On non-genic disease polymorphism

Daniel MacArthur discusses genome-wide association studies which has so far mainly found disease associated polymorphisms outside of genes.

The claim in question is that the tendency of GWAS to find disease associations outside of protein-coding genes is somehow a problem; but, as p-ter notes, there’s perfectly plausible reasons for disease risk variants to be found in non-coding regions.

Indeed, I think most of us working in genomics have seen the proliferation of non-coding hits in GWAS studies as a positive, in that it seems to be teaching us something new and unexpected about the underlying biology of human variation.

There is a problem with polymorphisms outside of genes.  We generally have no idea how they functionally affect us to increase or decrease the disease risk.  If we have no idea what a given polymorphism means in terms of function, it is harder to work out; we don’t really know where to start with figuring it out.

As far as I can see, though, that is the only problem with that.

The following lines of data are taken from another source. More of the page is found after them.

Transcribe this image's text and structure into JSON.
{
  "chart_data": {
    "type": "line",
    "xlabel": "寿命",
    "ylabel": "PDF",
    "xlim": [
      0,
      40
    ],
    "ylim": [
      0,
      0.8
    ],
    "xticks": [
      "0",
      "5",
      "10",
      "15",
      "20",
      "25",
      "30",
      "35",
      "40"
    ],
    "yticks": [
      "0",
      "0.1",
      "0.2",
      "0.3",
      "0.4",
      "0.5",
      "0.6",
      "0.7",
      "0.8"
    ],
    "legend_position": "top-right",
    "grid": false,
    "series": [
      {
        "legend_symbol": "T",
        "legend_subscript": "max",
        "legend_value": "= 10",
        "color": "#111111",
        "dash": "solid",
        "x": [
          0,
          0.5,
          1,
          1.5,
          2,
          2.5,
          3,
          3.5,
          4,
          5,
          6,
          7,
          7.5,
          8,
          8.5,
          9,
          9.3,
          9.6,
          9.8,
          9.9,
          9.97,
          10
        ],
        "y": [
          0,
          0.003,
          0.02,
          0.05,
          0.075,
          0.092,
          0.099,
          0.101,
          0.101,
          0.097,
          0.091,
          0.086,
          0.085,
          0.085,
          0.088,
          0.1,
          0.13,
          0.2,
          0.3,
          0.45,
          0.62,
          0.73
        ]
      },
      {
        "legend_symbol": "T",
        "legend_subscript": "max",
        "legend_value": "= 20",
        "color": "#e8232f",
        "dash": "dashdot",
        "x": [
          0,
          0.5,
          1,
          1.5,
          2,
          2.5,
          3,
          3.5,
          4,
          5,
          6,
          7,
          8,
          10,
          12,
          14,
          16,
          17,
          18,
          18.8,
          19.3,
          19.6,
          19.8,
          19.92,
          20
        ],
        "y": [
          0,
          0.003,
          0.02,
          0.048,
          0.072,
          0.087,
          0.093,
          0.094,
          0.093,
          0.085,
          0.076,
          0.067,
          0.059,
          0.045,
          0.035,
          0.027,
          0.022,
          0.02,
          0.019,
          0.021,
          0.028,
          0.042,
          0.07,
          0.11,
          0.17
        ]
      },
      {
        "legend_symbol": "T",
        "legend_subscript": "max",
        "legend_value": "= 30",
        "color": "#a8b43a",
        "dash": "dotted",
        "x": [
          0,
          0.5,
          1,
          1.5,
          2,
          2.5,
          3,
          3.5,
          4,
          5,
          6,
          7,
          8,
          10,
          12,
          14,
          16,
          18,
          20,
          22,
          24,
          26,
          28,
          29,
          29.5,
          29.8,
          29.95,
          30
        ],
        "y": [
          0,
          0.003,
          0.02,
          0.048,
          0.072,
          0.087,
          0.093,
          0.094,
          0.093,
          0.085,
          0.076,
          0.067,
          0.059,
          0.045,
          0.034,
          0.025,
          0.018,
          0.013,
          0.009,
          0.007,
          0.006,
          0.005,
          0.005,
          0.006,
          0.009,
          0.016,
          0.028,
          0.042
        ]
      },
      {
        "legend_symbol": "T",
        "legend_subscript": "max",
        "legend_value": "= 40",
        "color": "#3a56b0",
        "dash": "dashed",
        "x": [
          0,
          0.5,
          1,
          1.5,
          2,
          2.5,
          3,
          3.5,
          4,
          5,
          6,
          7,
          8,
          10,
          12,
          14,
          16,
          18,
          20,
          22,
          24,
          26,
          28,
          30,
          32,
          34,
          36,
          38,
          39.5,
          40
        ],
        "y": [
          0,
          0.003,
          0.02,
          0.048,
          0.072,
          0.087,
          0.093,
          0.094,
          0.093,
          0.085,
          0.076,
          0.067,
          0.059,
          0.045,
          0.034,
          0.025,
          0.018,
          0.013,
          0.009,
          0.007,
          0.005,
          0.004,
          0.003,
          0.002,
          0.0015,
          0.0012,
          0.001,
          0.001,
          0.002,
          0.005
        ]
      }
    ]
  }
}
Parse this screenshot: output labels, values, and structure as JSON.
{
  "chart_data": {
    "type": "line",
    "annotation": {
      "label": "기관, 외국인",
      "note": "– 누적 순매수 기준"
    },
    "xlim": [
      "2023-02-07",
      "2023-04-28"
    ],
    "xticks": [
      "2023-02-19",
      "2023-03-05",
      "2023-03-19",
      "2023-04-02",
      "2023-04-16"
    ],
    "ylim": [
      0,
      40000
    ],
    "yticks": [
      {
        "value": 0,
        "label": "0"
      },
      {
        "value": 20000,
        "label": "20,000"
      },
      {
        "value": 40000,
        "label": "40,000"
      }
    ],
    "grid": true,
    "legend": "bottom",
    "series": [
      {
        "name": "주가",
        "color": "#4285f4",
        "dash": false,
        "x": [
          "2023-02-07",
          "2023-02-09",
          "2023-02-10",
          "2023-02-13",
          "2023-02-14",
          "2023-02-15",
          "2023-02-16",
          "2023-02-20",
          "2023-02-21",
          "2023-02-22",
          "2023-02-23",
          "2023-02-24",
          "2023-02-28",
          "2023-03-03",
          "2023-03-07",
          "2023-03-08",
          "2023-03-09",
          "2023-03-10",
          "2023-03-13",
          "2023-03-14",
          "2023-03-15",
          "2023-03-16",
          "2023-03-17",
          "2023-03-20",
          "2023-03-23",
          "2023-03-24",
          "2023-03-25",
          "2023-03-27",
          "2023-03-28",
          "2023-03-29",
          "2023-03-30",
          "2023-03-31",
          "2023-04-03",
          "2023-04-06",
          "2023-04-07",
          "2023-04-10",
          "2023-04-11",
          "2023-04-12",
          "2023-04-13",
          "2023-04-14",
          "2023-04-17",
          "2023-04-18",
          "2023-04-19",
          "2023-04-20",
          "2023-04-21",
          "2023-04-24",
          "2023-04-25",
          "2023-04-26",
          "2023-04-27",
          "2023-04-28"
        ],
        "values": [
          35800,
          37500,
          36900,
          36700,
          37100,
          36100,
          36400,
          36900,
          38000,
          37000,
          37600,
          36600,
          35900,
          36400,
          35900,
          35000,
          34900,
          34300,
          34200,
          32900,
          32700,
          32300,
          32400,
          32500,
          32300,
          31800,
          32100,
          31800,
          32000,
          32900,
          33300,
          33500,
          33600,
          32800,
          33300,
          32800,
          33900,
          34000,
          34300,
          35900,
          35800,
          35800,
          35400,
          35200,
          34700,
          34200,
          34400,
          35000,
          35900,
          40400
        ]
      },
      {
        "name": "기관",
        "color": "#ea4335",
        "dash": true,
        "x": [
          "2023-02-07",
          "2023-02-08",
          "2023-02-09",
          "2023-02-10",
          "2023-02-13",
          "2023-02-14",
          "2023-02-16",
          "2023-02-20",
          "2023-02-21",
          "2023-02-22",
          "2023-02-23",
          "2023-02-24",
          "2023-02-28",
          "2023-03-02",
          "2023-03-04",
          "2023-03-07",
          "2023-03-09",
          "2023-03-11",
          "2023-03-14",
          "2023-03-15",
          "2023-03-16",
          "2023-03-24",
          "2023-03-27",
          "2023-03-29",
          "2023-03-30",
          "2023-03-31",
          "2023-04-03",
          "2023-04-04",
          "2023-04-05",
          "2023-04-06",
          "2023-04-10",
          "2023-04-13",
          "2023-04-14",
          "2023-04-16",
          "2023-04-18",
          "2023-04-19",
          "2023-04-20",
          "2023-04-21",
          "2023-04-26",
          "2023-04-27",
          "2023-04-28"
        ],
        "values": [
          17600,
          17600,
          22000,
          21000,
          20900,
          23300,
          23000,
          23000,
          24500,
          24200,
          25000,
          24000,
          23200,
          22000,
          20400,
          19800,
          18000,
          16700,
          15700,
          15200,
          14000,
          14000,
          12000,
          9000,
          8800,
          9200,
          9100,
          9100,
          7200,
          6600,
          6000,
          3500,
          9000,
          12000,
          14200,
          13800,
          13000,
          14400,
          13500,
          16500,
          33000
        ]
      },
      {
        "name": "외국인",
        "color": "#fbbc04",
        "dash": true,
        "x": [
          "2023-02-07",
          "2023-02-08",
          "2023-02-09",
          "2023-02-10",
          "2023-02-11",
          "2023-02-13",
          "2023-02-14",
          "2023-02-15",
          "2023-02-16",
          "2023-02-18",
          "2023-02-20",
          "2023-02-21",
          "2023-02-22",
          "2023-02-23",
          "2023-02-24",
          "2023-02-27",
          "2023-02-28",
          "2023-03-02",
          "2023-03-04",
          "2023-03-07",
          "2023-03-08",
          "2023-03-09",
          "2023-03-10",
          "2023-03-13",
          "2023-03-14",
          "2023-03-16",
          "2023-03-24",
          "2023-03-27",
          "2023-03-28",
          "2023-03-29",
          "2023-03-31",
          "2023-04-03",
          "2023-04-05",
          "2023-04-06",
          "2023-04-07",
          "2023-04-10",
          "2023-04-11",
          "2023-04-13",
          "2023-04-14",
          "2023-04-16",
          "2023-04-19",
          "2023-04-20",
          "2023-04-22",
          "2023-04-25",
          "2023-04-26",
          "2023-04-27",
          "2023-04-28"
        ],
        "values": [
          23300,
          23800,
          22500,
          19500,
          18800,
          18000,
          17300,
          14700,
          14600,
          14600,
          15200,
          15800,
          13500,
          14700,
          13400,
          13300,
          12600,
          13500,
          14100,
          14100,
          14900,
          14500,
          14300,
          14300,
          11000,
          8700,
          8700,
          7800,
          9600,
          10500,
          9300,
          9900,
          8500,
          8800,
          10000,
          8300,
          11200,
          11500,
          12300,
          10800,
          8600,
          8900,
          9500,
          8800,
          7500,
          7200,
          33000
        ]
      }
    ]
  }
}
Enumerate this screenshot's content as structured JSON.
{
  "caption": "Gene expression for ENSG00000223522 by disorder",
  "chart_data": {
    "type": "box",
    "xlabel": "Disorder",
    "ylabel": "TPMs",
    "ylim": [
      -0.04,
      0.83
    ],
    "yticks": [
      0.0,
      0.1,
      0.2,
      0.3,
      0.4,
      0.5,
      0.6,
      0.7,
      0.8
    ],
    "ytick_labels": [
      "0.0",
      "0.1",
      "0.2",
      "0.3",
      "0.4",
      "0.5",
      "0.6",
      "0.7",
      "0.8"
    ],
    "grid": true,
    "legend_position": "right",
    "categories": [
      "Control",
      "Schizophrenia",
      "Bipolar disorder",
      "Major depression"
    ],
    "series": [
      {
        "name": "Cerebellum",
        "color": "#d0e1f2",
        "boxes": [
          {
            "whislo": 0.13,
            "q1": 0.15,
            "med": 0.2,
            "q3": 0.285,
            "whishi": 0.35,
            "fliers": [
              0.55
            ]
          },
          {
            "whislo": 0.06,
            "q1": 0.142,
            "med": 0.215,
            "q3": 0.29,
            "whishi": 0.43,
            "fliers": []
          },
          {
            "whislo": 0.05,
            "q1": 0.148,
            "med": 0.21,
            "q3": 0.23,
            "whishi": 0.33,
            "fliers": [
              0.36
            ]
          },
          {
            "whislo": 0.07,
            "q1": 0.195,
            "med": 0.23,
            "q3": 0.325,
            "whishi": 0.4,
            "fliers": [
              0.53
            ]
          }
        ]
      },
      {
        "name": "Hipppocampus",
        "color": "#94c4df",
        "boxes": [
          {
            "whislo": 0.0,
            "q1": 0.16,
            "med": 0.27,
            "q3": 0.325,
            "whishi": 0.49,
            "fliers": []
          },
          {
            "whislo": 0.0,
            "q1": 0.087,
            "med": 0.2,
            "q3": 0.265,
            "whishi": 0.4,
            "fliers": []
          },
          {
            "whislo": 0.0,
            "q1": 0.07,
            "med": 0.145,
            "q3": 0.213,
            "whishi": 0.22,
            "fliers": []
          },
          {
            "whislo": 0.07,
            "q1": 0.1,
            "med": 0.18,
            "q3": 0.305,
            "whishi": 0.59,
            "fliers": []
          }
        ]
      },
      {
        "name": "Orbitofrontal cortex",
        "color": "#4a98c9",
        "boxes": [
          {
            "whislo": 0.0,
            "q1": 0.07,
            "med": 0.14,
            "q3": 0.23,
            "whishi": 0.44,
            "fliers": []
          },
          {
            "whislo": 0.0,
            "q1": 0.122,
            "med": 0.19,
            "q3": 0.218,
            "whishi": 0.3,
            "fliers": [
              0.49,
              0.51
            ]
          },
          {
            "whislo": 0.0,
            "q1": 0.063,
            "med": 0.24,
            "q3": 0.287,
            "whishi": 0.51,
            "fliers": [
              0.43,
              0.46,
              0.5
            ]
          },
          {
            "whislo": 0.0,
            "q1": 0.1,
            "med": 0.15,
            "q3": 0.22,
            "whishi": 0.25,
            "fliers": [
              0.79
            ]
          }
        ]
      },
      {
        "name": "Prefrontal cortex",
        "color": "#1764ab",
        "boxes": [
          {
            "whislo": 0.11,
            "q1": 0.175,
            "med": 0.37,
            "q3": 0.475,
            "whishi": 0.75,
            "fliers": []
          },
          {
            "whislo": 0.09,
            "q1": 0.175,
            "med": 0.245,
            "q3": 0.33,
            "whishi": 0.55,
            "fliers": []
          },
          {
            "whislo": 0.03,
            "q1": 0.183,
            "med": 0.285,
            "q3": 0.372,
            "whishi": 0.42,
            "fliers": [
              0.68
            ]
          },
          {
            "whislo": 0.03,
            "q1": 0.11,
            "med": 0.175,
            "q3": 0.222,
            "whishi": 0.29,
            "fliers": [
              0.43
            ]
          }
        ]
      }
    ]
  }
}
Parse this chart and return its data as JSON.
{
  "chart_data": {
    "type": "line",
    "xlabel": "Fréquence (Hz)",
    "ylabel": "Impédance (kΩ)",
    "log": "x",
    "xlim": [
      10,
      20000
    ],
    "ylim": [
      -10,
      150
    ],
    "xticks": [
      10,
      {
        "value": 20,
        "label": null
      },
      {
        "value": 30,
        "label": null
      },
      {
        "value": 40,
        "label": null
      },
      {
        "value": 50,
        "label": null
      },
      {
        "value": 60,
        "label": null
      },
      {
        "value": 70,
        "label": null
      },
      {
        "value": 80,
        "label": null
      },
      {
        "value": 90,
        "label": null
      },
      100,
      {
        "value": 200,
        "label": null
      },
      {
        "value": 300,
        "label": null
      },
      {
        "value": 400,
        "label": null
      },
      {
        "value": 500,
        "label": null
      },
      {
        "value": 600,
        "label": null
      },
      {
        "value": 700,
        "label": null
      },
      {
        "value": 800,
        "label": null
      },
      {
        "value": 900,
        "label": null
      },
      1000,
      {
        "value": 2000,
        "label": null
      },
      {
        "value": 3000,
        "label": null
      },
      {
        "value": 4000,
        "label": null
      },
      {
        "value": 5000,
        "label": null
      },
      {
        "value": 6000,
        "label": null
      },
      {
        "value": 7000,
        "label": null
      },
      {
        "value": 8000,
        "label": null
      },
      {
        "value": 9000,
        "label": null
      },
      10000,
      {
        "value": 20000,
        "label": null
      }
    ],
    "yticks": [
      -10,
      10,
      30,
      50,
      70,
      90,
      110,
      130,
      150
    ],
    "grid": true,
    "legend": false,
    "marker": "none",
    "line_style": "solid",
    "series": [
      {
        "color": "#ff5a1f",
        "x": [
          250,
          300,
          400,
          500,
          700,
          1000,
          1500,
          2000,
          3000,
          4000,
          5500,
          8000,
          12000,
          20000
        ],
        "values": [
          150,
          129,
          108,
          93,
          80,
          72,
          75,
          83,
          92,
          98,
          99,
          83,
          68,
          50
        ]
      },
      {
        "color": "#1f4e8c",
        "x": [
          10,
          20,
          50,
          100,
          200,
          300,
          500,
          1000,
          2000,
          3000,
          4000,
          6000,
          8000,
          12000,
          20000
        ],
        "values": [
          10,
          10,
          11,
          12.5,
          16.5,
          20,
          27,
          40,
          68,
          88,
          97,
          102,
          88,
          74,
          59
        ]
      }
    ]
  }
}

That’s it, though, as far as I can see.  If the polymorphism is statistically significant associated with the disease, and we can replicate this in independent data, then that is what the data is saying.  It might be inconvenient, but tough luck!  No one promised us that this would be easy.

Quoting from Gene Expression:

Their answer to this rhetorical question is that common SNPs (used on current genotyping platforms) are generally nonfunctional. The alternative, the evidence for which I’ll present here, is that our ability to predict functional SNPs is poor. In the phrase “no known function”, the emphasis should be on the word “known”.

GWA studies have been a great success in locating polymorphisms associated with disease, that we can actually replicate.

Sure, we are working with very large data sets here, and false positives is a major problem (see e.g. here and here), but this is a problem we can handle.

And sure, GWA lets us find only the CD/CV type of disease associations and not all diseases will follow this pattern, but with the success of GWA studies so far, I think it is fair to say that there are enough to be found here to make it worthwhile!